Nigeria: trade and trade-related issues
The objective of this paper is to provide information on Nigeria and its merchandise trading profile and regime. Nigeria is a middle-income country with a Gross Domestic Product (GDP) of around $265 billion, a figure the same as Egypt’s but below South Africa’s $385 billion.
However, in early 2014 Nigeria rebased its GDP calculations for new estimates that put Nigeria’s GDP in 2013 at $510 billion, an 89% increase on the estimates at that time. The revision means Nigeria leapfrogs South Africa to be Africa’s largest economy. It rises to 24th in the list of the world’s big economies, behind Poland and Norway and ahead of Belgium and Taiwan.
Oil-rich Nigeria has been hobbled by political instability, corruption, inadequate infrastructure, and poor macroeconomic management, but in 2008 it began pursuing economic reforms. Nigeria’s former military rulers failed to diversify the economy away from its over-dependence on the capital-intensive oil sector, which provides 95% of foreign exchange earnings and about 80% of budgetary revenues.
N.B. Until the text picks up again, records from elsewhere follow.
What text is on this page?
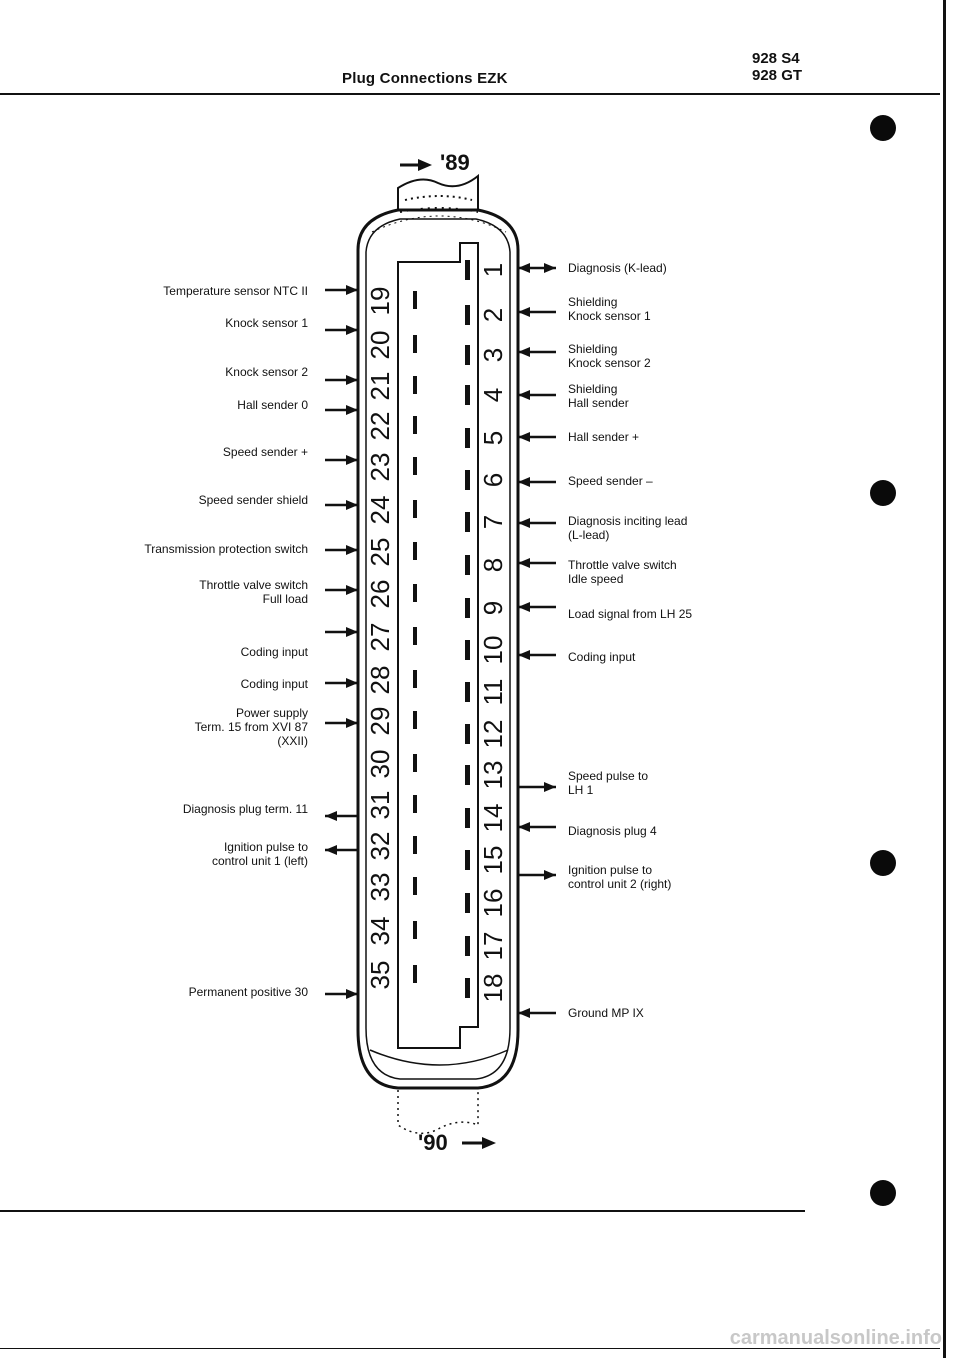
Plug Connections EZK
928 S4
928 GT
19
20
21
22
23
24
25
26
27
28
29
30
31
32
33
34
35
1
2
3
4
5
6
7
8
9
10
11
12
13
14
15
16
17
18
'89
'90
Temperature sensor NTC II
Knock sensor 1
Knock sensor 2
Hall sender 0
Speed sender +
Speed sender shield
Transmission protection switch
Throttle valve switch
Full load
Coding input
Coding input
Power supply
Term. 15 from XVI 87
(XXII)
Diagnosis plug term. 11
Ignition pulse to
control unit 1 (left)
Permanent positive 30
Diagnosis (K-lead)
Shielding
Knock sensor 1
Shielding
Knock sensor 2
Shielding
Hall sender
Hall sender +
Speed sender –
Diagnosis inciting lead
(L-lead)
Throttle valve switch
Idle speed
Load signal from LH 25
Coding input
Speed pulse to
LH 1
Diagnosis plug 4
Ignition pulse to
control unit 2 (right)
Ground MP IX
carmanualsonline.info
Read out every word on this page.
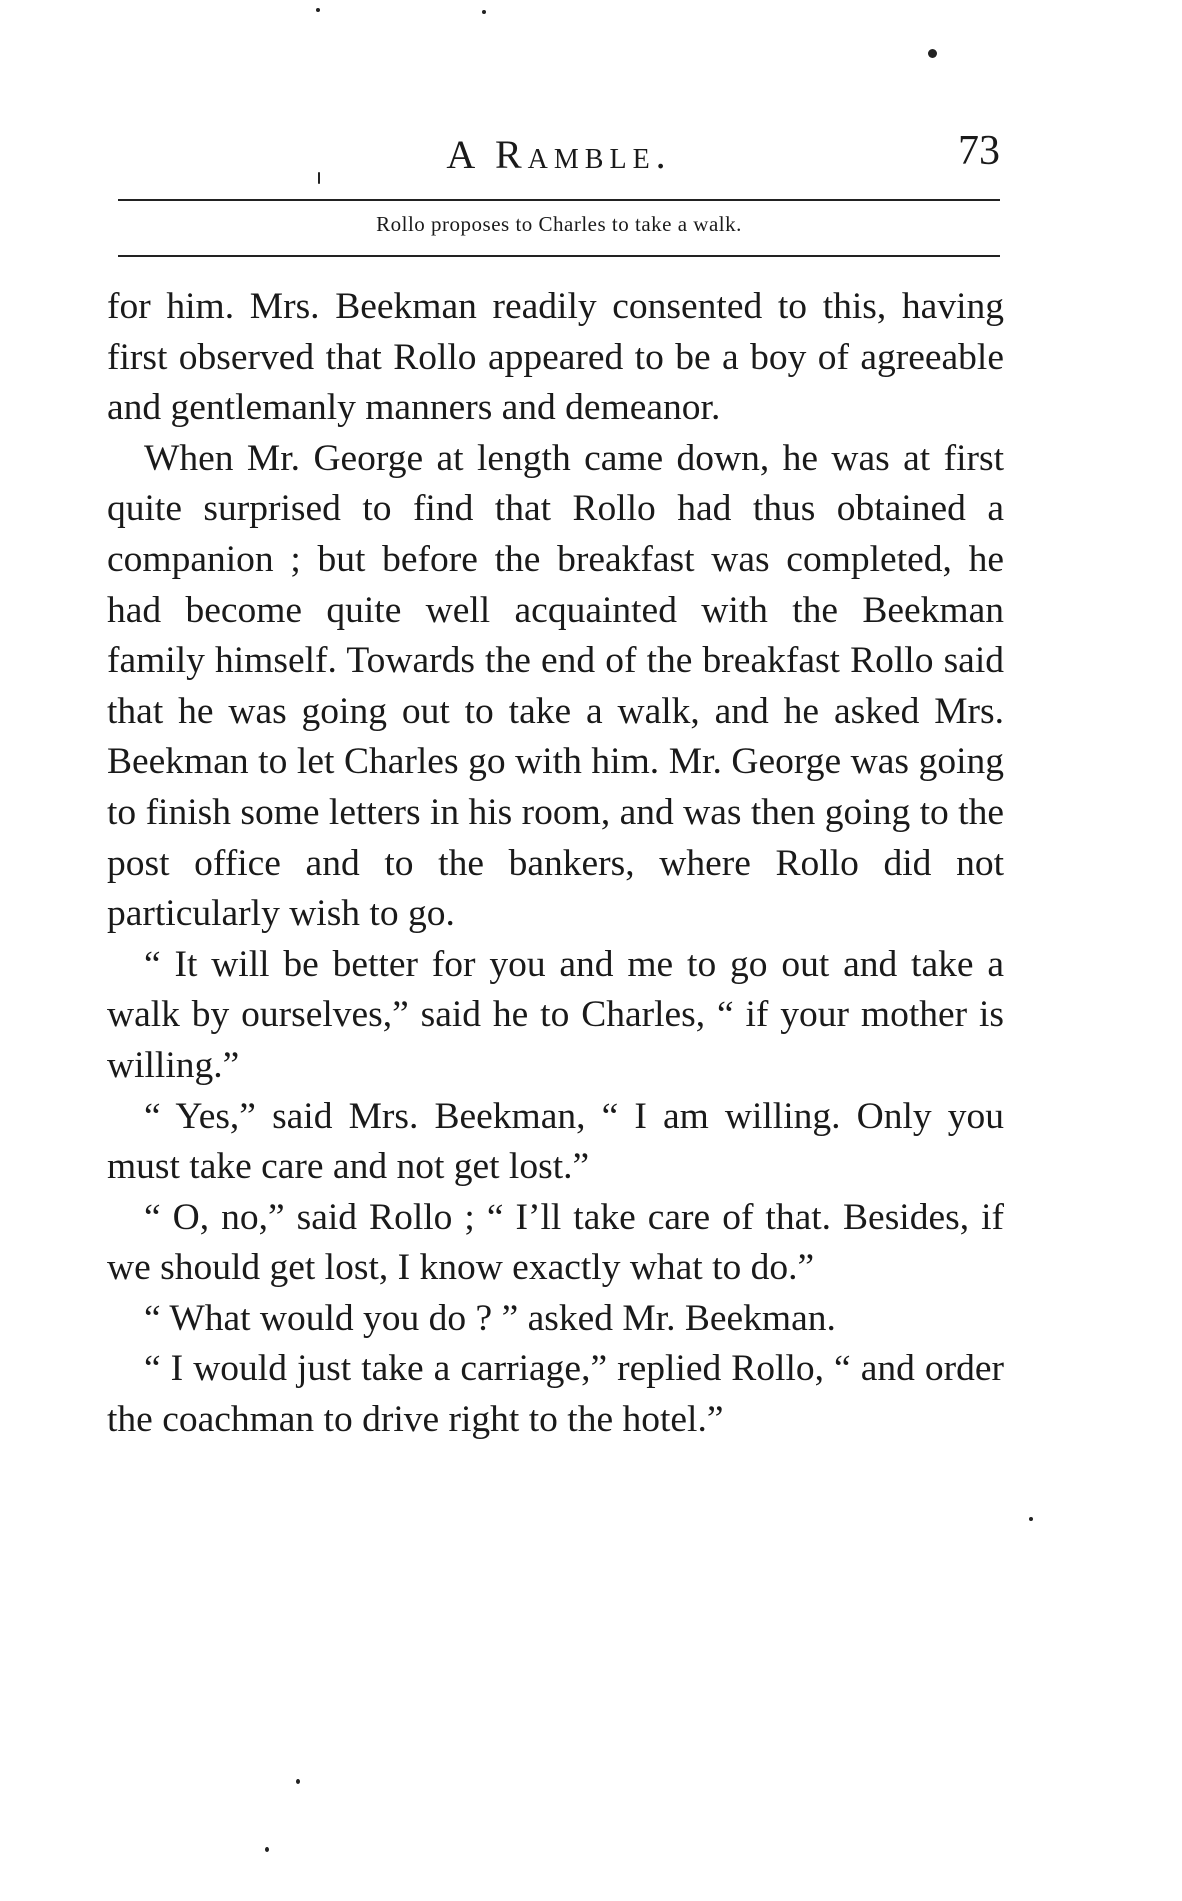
A Ramble.	73
Rollo proposes to Charles to take a walk.

for him. Mrs. Beekman readily consented to this, having first observed that Rollo appeared to be a boy of agreeable and gentlemanly manners and demeanor.

When Mr. George at length came down, he was at first quite surprised to find that Rollo had thus obtained a companion ; but before the breakfast was completed, he had become quite well acquainted with the Beekman family himself. Towards the end of the breakfast Rollo said that he was going out to take a walk, and he asked Mrs. Beekman to let Charles go with him. Mr. George was going to finish some letters in his room, and was then going to the post office and to the bankers, where Rollo did not particularly wish to go.

“ It will be better for you and me to go out and take a walk by ourselves,” said he to Charles, “ if your mother is willing.”

“ Yes,” said Mrs. Beekman, “ I am willing. Only you must take care and not get lost.”

“ O, no,” said Rollo ; “ I’ll take care of that. Besides, if we should get lost, I know exactly what to do.”

“ What would you do ? ” asked Mr. Beekman.

“ I would just take a carriage,” replied Rollo, “ and order the coachman to drive right to the hotel.”
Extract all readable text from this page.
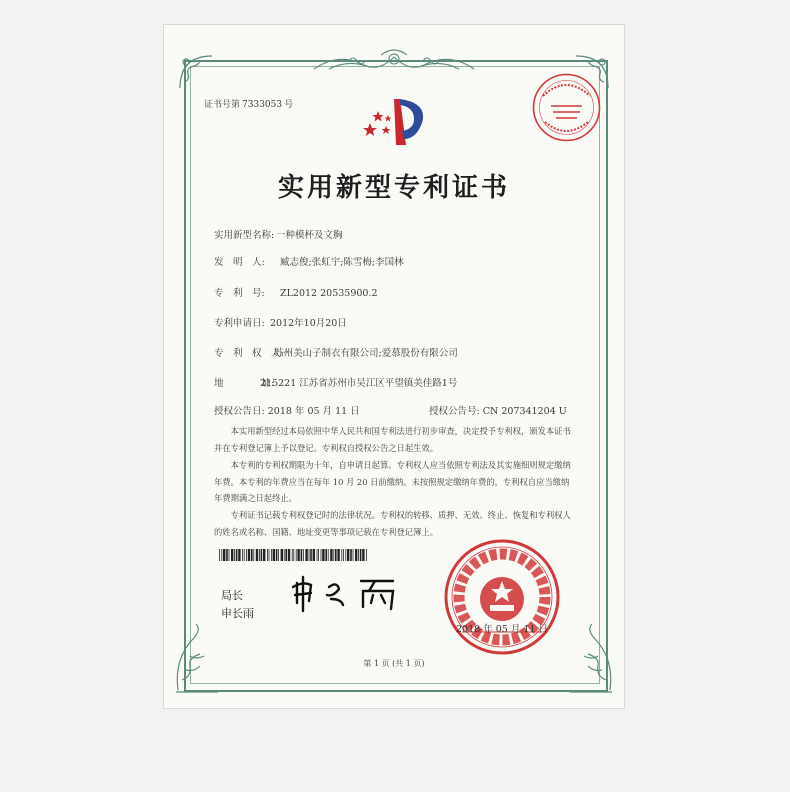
证书号第 7333053 号
实用新型专利证书
实用新型名称: 一种模杯及文胸
发　明　人: 臧志俊;张虹宇;陈雪梅;李国林
专　利　号: ZL2012 20535900.2
专利申请日: 2012年10月20日
专　利　权　人:苏州美山子制衣有限公司;爱慕股份有限公司
地　　　　址:215221 江苏省苏州市吴江区平望镇美佳路1号
授权公告日: 2018 年 05 月 11 日	授权公告号: CN 207341204 U
本实用新型经过本局依照中华人民共和国专利法进行初步审查，决定授予专利权，颁发本证书并在专利登记簿上予以登记。专利权自授权公告之日起生效。
本专利的专利权期限为十年，自申请日起算。专利权人应当依照专利法及其实施细则规定缴纳年费。本专利的年费应当在每年 10 月 20 日前缴纳。未按照规定缴纳年费的，专利权自应当缴纳年费期满之日起终止。
专利证书记载专利权登记时的法律状况。专利权的转移、质押、无效、终止、恢复和专利权人的姓名或名称、国籍、地址变更等事项记载在专利登记簿上。
局长
申长雨
2018 年 05 月 11 日
第 1 页 (共 1 页)
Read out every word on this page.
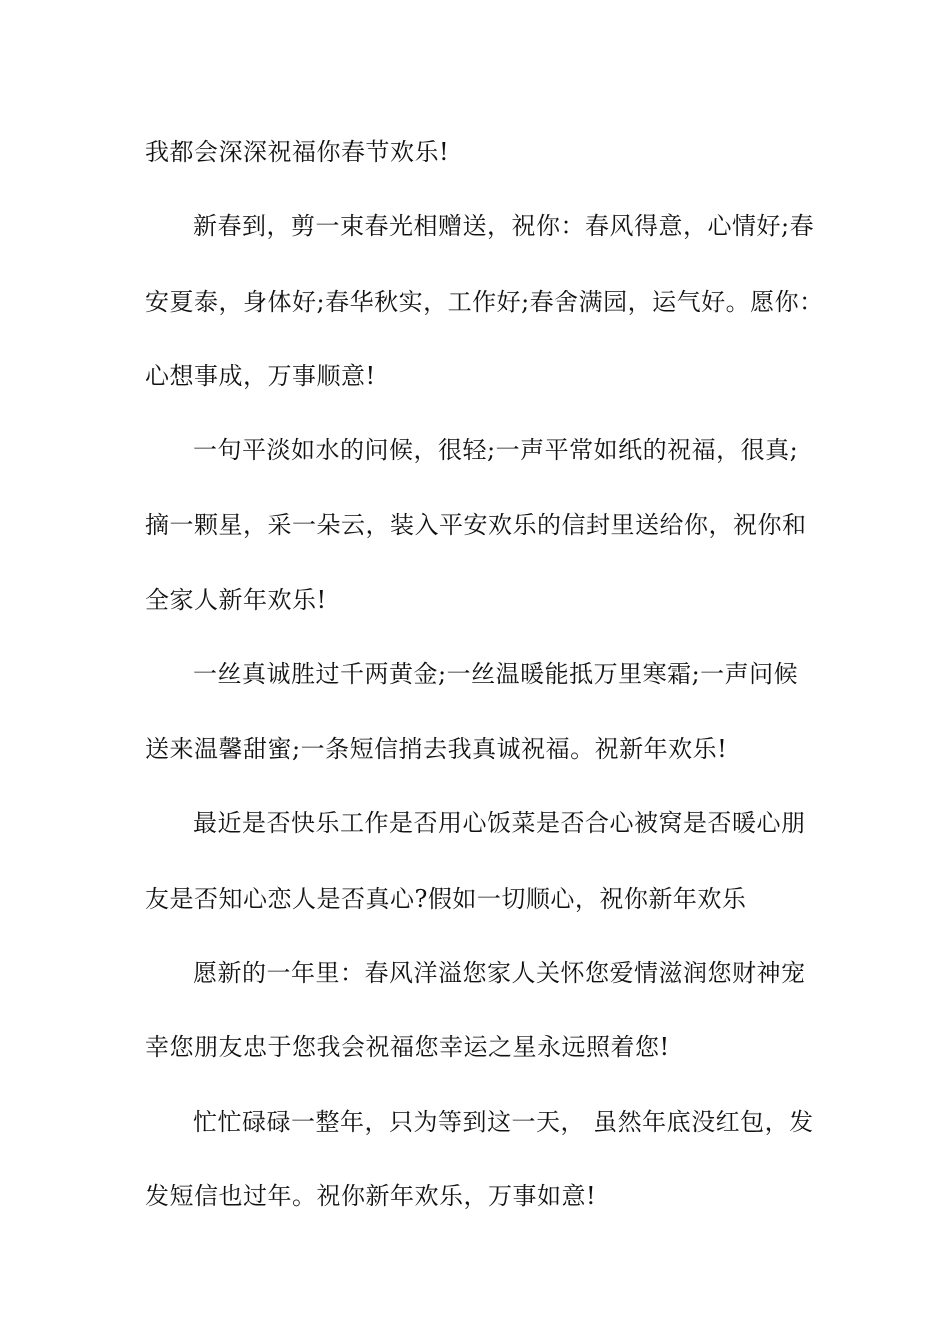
我都会深深祝福你春节欢乐!
新春到，剪一束春光相赠送，祝你：春风得意，心情好;春
安夏泰，身体好;春华秋实，工作好;春舍满园，运气好。愿你：
心想事成，万事顺意!
一句平淡如水的问候，很轻;一声平常如纸的祝福，很真;
摘一颗星，采一朵云，装入平安欢乐的信封里送给你，祝你和
全家人新年欢乐!
一丝真诚胜过千两黄金;一丝温暖能抵万里寒霜;一声问候
送来温馨甜蜜;一条短信捎去我真诚祝福。祝新年欢乐!
最近是否快乐工作是否用心饭菜是否合心被窝是否暖心朋
友是否知心恋人是否真心?假如一切顺心，祝你新年欢乐
愿新的一年里：春风洋溢您家人关怀您爱情滋润您财神宠
幸您朋友忠于您我会祝福您幸运之星永远照着您!
忙忙碌碌一整年，只为等到这一天， 虽然年底没红包，发
发短信也过年。祝你新年欢乐，万事如意!
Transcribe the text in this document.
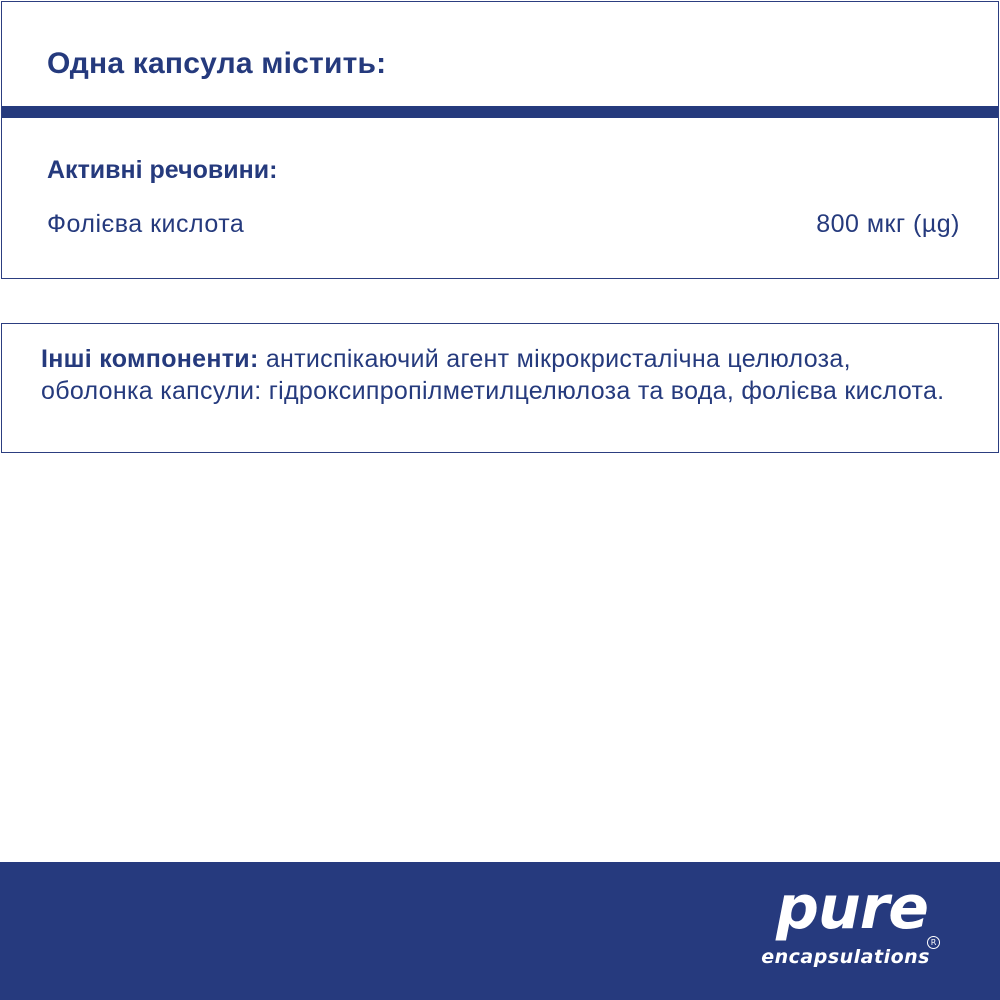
Одна капсула містить:
Активні речовини:
Фолієва кислота	800 мкг (µg)

Інші компоненти: антиспікаючий агент мікрокристалічна целюлоза, оболонка капсули: гідроксипропілметилцелюлоза та вода, фолієва кислота.

pure R
encapsulations
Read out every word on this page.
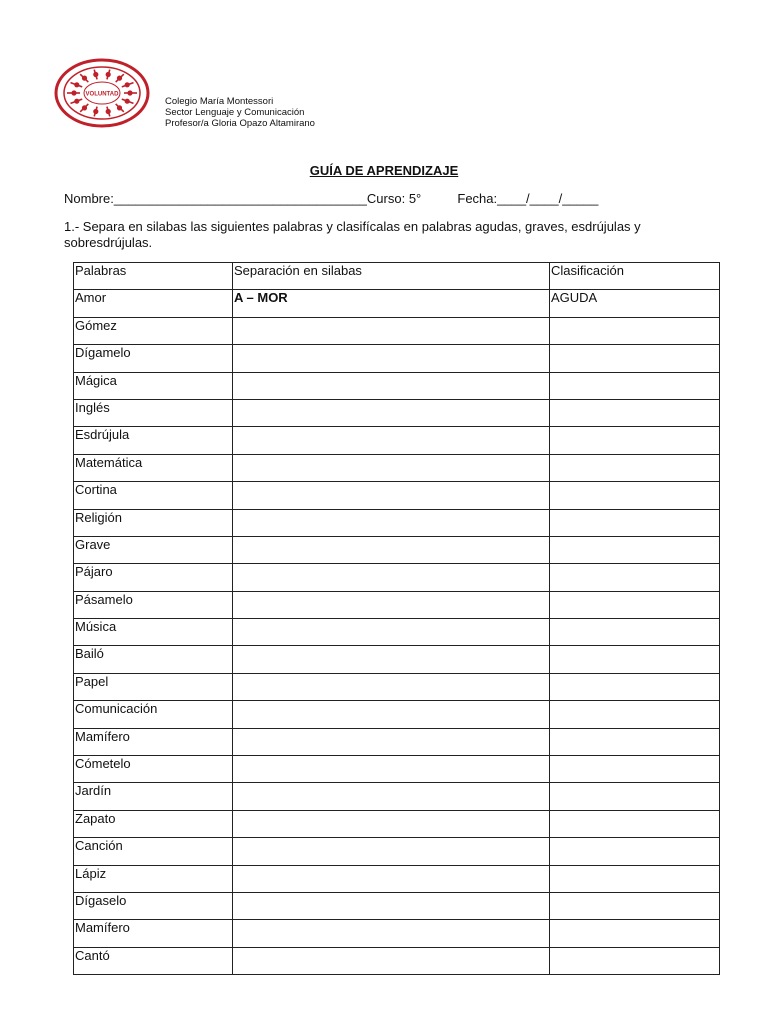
VOLUNTAD
Colegio María Montessori
Sector Lenguaje y Comunicación
Profesor/a Gloria Opazo Altamirano
GUÍA DE APRENDIZAJE
Nombre:___________________________________Curso: 5°	Fecha:____/____/_____
1.- Separa en silabas las siguientes palabras y clasifícalas en palabras agudas, graves, esdrújulas y sobresdrújulas.
Palabras	Separación en silabas	Clasificación
Amor	A – MOR	AGUDA
Gómez		
Dígamelo		
Mágica		
Inglés		
Esdrújula		
Matemática		
Cortina		
Religión		
Grave		
Pájaro		
Pásamelo		
Música		
Bailó		
Papel		
Comunicación		
Mamífero		
Cómetelo		
Jardín		
Zapato		
Canción		
Lápiz		
Dígaselo		
Mamífero		
Cantó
However, since 2008 the government has begun to show the political will to implement the market-oriented reforms urged by the International Monetary Fund (IMF), such as modernising the banking system, removing subsidies, and resolving regional disputes over the distribution of earnings from the oil industry. GDP rose strongly in 2007-12 because of growth in non-oil sectors and robust global crude oil prices. Nigeria ranks tenth in the world for oil production and eighth as an oil exporter, leading Africa in both production and exports.
The 2012 World Trade Organisation (WTO) trade data shows that during 2012 exports were valued at $115,000 million while imports were a much lower $51 000 million. Exports increased by 12% during the 2005-2012 period while imports increased by a slightly higher 14%. In 2012 the annual changes were reversed and exports had a 1% increase while imports decreased by 9%. Oil products completely dominate exports while manufacturing products equally dominate the imports.